Tuesday, October 2, 2007
Sacred Harvest
For some reason, I got the urge to plant stuff this spring. I went with tomatoes and pumpkins. Don't even ask the reasoning behind that combination, they're just what looked easy on the seed packets.
It became very clear very early that we would not be eating the tomatoes. The beautiful mama deer who hangs out behind our barn and mingles with the horses at sunset took a liking to the tomatoes and helped herself. I didn't mind, and there were still the pumpkins to harvest late in the summer.
Or at least I thought the pumpkins would be there. The vines started out by bearing a lot of baby green gourds that looked not one bit like pumpkins. That made watching them grow all the more exciting. I couldn't wait to see them shift into pumpkin mode and checked them every day. Then I noticed a few had these little wedges cut out of them. Okay, so those wouldn't make it. But there were still plenty left.
More and more of my pumpkins succumbed to this strange fate, until one day I discovered the culprit. There was a turtle living in the shelter of the vine leaves and he must have been taking a single bite out of whatever pumpkin he happened to be closest to when he felt hungry. What a waste. Well, I couldn't deprive a turtle, which I honestly believe to be my animal spirit guide, so the pumpkins were lost too.
Then this morning, before Starr Ann took off for Jodie's place, she came running to get me, all excited. Seems over the last few weeks when I'd quit checking the vines, three of the pumpkins had not only survived, but gotten to nice sizes and looked about ready to pick! We ran back out together and gathered our harvest.
When I saw those big orange, perfectly shaped pumpkins peeking out from under their leaves, I started jumping up and down, laughing and totally elated over such a surprise. Starr Ann was so happy for me. As I picked them, she commented over how it was a good thing we got to them today, because they had basically fallen off the vine already.
So Starr Ann set out for Jodie's and I went back in to wash my bounty. And guess what I found on the bottom of one of them? A price sticker. I was so mad at Starr Ann, I could have hidden every pair of her chaps. Then I pictured her out there, getting her hands all scratched up on those prickly vines, hiding the pumpkins for me to find.
The whole episode brought back something I hadn't thought about in a long time - the first time Starr Ann and I met.
I had already been at the orphanage about six months when they brought Starr Ann. She was a whole year and a half younger than me, so I was a little over six and she was just under five. Huge disparity. I barely noticed her the first couple of days she was there.
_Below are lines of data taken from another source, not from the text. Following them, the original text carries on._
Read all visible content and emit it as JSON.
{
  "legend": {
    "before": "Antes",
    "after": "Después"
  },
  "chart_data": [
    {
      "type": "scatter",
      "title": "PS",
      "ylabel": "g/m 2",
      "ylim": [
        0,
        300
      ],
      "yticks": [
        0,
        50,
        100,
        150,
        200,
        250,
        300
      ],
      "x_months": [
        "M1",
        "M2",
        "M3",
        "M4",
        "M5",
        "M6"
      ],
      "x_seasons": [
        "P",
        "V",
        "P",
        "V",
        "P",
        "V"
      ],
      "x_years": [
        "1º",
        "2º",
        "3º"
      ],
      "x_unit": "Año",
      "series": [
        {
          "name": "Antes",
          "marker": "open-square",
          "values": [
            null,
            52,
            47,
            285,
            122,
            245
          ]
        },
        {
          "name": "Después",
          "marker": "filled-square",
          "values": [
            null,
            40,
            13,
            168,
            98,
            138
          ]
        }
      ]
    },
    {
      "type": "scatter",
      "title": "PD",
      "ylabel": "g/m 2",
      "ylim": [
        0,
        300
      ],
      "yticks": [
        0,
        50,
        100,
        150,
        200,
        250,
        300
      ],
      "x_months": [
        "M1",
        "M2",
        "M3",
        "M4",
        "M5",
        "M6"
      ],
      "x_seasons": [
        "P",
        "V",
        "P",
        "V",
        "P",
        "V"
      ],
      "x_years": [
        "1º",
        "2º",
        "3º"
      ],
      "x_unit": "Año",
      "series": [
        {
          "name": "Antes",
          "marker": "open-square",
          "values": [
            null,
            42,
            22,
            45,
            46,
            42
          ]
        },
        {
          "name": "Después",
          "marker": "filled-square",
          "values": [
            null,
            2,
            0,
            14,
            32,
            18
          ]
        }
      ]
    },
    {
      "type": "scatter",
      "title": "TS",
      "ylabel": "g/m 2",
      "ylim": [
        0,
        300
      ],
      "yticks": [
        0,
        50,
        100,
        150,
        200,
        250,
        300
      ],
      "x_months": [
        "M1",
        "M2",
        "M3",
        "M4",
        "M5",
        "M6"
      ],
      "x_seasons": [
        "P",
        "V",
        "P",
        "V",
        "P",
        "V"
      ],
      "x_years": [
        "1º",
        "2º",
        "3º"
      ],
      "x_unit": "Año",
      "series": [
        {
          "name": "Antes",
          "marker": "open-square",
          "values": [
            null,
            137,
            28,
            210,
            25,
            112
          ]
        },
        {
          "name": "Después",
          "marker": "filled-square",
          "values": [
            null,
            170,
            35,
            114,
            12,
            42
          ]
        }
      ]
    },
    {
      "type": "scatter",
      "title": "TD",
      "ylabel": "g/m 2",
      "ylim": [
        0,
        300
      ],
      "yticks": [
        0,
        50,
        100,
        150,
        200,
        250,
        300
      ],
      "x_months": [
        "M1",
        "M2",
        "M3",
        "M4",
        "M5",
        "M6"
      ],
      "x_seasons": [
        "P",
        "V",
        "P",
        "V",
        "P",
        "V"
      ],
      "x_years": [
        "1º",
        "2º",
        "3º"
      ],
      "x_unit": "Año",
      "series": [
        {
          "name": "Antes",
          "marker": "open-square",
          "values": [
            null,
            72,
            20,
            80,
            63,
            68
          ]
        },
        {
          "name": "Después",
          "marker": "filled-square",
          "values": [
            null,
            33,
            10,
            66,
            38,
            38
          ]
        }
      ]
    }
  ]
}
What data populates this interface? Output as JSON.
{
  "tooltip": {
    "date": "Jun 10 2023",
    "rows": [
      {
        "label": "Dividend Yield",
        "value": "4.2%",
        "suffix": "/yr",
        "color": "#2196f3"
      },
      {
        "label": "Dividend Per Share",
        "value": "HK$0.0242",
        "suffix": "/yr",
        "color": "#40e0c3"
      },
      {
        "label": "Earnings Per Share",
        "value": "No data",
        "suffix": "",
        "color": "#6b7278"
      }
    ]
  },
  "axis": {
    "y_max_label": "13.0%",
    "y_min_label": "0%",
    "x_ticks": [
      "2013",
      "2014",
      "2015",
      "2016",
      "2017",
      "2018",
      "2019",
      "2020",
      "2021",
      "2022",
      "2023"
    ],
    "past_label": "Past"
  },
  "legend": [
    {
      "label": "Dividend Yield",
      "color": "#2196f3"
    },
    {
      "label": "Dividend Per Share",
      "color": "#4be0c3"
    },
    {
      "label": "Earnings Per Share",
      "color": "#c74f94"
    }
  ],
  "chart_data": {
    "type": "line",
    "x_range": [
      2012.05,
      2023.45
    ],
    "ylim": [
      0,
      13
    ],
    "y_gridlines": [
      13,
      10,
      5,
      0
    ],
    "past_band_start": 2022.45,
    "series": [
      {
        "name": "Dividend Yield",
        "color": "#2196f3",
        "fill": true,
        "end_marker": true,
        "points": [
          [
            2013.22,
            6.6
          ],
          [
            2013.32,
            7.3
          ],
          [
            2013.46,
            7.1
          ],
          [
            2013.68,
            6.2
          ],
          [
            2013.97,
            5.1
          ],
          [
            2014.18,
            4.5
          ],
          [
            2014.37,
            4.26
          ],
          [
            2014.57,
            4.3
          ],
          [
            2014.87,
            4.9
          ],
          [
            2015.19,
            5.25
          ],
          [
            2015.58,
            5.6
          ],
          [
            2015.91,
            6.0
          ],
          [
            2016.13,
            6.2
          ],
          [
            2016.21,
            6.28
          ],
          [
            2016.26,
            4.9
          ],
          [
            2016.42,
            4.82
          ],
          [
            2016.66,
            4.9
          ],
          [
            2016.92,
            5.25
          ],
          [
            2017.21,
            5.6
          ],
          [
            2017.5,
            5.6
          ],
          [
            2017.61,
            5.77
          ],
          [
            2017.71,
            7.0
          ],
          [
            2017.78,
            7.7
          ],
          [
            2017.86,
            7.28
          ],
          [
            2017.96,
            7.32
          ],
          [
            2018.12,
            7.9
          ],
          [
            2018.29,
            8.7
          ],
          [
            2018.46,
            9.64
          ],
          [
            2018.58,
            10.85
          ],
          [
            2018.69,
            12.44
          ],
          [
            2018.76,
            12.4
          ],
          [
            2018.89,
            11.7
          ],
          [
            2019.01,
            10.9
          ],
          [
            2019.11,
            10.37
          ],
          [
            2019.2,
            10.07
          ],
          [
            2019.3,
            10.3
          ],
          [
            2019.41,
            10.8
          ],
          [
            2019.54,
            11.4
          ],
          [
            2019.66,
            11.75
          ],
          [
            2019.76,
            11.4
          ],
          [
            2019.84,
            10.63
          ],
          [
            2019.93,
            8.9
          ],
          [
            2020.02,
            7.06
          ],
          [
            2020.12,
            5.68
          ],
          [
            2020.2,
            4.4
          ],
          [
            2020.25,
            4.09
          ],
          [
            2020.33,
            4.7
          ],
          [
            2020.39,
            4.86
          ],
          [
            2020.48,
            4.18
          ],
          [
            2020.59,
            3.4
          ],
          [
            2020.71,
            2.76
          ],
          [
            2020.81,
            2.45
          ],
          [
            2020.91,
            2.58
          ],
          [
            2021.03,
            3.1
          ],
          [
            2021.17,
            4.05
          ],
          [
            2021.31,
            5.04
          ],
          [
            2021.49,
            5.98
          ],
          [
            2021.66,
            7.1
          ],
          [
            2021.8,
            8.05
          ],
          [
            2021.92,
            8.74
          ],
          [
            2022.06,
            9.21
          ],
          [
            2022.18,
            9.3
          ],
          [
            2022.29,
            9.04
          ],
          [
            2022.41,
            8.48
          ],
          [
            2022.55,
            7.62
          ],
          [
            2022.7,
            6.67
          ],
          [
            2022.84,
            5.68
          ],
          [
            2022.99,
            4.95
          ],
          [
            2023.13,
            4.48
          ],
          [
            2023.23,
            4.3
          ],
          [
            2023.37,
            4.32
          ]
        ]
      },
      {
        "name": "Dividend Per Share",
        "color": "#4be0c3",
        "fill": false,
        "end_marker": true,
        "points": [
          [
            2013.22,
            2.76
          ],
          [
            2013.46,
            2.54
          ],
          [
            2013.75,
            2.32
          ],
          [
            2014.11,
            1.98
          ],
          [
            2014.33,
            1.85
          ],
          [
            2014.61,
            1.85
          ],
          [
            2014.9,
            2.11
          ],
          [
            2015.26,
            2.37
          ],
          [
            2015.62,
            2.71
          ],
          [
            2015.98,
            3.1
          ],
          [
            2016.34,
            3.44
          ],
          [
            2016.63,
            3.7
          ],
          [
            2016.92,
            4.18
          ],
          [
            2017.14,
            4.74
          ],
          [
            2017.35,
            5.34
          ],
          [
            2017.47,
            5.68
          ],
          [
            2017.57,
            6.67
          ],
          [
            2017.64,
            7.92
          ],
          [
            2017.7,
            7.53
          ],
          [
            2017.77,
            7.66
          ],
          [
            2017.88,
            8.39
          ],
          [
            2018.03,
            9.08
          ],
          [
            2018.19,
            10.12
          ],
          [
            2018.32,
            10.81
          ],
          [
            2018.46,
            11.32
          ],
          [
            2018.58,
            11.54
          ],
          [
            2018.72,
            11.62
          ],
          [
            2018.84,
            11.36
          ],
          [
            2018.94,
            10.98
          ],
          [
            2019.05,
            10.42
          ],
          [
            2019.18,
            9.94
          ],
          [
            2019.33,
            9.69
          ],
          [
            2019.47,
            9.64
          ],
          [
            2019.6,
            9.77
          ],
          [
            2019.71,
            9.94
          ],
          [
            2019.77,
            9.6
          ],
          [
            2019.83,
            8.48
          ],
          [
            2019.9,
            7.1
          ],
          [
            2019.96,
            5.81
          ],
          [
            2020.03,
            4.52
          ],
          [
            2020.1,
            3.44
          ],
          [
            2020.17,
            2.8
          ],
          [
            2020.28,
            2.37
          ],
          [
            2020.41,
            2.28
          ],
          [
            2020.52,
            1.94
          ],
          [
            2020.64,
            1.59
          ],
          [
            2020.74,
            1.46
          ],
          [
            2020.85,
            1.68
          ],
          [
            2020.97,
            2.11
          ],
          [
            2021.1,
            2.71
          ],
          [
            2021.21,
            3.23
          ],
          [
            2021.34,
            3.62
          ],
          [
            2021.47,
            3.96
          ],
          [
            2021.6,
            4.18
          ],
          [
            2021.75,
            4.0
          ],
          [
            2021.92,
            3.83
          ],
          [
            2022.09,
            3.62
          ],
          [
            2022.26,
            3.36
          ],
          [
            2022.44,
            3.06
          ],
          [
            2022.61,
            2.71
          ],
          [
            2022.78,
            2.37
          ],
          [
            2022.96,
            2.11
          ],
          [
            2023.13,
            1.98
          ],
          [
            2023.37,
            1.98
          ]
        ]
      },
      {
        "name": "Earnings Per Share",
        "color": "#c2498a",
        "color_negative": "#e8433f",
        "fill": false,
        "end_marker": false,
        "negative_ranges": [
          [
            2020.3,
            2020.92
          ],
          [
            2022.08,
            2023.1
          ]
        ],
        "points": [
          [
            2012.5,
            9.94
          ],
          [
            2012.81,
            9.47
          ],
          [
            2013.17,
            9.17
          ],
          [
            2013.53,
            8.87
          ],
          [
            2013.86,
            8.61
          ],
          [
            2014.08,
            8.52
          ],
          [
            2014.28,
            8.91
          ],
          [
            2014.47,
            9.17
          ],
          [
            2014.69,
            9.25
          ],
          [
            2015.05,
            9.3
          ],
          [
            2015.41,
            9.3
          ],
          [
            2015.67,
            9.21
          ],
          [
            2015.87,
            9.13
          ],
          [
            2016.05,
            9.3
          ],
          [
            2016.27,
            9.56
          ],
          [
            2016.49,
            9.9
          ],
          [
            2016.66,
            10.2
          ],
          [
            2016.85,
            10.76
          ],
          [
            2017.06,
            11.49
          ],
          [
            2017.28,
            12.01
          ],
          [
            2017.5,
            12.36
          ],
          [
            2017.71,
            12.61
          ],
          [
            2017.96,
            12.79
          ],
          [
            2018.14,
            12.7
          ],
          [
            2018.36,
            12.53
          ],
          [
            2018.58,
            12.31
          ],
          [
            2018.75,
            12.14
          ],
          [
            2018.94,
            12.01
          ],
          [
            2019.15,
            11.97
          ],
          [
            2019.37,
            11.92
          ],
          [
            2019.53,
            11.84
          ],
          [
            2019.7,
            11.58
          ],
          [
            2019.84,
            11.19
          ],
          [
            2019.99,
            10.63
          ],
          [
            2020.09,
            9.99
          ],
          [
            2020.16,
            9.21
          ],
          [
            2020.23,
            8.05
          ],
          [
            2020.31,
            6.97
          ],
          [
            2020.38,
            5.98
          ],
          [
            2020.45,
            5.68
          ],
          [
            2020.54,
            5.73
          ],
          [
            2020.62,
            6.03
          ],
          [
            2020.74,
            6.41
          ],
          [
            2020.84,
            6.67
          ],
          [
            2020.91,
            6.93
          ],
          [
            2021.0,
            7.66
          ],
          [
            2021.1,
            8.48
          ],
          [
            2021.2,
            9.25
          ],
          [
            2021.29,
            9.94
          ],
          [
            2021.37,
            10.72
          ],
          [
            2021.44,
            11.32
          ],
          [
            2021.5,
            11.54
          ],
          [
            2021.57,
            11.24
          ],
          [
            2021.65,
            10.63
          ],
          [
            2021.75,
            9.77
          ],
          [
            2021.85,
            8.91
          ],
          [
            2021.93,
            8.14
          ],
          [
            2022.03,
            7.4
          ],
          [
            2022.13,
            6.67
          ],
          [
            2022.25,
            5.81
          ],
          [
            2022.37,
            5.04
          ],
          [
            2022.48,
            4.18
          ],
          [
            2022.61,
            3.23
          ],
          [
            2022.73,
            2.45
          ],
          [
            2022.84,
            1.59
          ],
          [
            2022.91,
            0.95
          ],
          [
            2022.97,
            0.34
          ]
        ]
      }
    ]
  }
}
Then one afternoon, I was outside swinging on the tire all by myself, enjoying some time away from the other kids. I saw Starr Ann scraping a stick in the dirt off to one side of our makeshift playground, but I tried to ignore her so she'd go away. There was no way I could have known Starr Ann had never even once in her life ever had another kid to play with. Ever.
It must have been hard for her to get up the nerve, but finally, she threw down her stick, brushed off her hands, and puffed out her little chest.
She walked directly up to my swing and said, "Hello, my name's Starr Ann. I'm fun to play with, and I have no boogers in my nose."
That was what she chose to open with. That's what she'd stood over there and decided would be the best way to recommend herself to me.
I might have been only six, but on some level I knew a sacred beginning when I saw one.
Anyway, the pumpkins look pretty good and I got rid of that sticker. I think I'll suggest that Starr Ann, Jodie and I carve them for jack-o-lanterns in a few weeks.